Марина и Сергей Дяченко Жук

— Тебя зовут Дмитрий Романов. Ты учился в сорок седьмой музыкальной школе.

В тонированной «Мазде» сидела женщина лет сорока, худая, как узник, и смотрела взглядом прокурора.

— Да, — сказал Дима, невольно отступая от кромки тротуара. — Это было давно, надо сказать, больше двадцати лет назад… А что?

Он попытался улыбнуться. Женщина помнила его в детстве. Он знал, что бывшие знакомые девочки узнают его, в то время как он их — нет.

Женщина вышла из машины, но дверцу закрывать не стала.

— Ты хорошо пел в ансамбле. — Она смотрела, будто прицениваясь.

— А вы, простите, кто? Не узнаю…

Из кармана обширной мешковатой куртки женщина вытащила пистолет. Глаза ее остекленели; Дима понял в течение секунды, что она безумна, а он — труп.

— Садись в машину, — прошелестела женщина.

Ее рот превратился в косую полоску на прямоугольном лице; растрескавшиеся губы не знали помады. Дима не двинулся с места.

— В машину!

Сумасшедшая баба ткнула его пистолетом под ребра. Ствол мог оказаться газовым, травматическим, игрушечным — но если такой штукой ткнуть в живот, устройство оружия не важно. Дима повалился на переднее сиденье «Мазды». Сзади обнаружился молчаливый квадратный мужчина.

— А…

— Заткнись!

Женщина села за руль. Ствол болтался во внутреннем кармане ее расстегнутой куртки.

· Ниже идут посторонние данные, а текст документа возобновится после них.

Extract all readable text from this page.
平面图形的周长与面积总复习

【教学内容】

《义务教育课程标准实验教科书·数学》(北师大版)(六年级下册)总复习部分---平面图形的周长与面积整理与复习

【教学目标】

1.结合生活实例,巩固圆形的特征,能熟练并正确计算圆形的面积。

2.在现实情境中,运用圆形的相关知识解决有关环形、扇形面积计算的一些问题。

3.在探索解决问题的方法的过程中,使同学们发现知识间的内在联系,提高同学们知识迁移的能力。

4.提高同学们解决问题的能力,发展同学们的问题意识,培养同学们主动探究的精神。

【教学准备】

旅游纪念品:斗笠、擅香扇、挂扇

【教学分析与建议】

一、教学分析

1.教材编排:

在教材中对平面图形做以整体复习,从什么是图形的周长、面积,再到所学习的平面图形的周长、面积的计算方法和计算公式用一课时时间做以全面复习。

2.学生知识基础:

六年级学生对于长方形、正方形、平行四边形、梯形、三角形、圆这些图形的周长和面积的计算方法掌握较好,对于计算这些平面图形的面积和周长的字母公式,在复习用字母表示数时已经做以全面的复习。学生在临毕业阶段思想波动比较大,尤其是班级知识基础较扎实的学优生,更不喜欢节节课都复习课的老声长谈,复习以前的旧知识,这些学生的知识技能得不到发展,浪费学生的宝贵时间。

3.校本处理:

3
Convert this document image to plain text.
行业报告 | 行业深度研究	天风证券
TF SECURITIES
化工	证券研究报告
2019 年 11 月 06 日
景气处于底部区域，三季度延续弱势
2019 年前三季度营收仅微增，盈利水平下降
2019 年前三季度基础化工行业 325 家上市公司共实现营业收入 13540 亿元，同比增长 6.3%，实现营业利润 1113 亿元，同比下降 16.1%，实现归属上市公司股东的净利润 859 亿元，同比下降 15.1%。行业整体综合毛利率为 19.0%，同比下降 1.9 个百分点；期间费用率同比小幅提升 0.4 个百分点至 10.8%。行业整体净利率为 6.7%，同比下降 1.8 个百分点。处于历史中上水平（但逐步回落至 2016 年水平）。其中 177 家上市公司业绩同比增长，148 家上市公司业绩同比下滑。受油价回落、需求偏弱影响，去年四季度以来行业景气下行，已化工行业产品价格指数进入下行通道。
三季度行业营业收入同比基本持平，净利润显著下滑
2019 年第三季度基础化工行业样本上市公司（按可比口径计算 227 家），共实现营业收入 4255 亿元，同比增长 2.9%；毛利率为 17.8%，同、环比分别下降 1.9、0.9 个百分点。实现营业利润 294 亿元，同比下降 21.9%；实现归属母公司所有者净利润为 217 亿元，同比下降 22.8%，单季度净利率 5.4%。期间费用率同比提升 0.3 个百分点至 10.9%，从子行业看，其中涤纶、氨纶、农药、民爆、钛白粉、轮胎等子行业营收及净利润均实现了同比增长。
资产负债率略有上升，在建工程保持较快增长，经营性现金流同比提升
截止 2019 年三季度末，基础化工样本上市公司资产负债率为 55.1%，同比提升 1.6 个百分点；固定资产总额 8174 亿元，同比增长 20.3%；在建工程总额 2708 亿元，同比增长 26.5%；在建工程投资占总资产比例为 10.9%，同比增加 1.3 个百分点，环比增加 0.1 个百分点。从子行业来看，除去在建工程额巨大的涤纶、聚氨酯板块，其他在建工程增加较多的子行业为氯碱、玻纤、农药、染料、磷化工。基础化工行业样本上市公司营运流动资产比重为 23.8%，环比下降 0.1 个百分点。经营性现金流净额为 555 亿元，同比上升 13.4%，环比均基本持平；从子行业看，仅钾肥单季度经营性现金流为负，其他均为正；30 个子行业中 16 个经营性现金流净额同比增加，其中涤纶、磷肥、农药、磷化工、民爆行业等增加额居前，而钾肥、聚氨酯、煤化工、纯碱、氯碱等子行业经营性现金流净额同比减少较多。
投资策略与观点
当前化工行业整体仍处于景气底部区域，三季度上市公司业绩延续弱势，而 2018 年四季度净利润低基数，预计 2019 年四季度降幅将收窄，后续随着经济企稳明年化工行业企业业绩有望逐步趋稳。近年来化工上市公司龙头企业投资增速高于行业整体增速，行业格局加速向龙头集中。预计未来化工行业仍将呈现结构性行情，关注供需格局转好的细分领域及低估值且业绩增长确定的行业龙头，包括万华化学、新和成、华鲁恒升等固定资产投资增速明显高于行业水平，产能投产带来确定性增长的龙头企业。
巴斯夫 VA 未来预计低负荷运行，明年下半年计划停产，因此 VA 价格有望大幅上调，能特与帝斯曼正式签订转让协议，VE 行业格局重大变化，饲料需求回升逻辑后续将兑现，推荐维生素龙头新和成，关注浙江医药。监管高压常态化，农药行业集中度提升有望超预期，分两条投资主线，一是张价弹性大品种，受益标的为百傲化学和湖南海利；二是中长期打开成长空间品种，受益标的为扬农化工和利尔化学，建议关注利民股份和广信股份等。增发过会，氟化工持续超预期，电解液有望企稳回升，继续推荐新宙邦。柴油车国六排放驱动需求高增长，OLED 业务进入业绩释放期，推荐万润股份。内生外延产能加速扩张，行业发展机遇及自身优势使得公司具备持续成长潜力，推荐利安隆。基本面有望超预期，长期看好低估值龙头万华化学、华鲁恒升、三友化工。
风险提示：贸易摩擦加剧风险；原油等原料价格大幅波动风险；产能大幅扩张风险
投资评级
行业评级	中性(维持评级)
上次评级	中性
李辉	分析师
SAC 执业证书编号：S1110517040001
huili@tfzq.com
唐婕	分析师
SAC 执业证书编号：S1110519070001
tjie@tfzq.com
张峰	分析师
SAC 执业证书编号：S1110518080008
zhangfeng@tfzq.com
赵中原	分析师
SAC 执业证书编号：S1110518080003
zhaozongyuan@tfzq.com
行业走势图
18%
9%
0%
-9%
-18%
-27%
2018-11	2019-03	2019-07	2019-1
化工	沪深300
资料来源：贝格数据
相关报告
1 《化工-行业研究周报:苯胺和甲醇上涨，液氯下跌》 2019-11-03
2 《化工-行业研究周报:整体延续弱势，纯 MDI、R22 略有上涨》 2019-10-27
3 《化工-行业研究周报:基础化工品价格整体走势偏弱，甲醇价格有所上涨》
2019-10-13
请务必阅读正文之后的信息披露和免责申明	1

— Извините, — сказал мужчина за спиной. — Нет времени вас уговаривать. Каждая секунда на счету.

Машина рванула с места.

* * *

За минуту до происшествия он заметил майского жука, ползущего по тротуару. Над липой с трансформаторным низким гулом вились тучей жучьи собратья, а этот отлетался и полз. Дима поднял его (с детства не испытывал неприязни к насекомым), посадил на палец и дождался, пока жук взобрался на самый ноготь.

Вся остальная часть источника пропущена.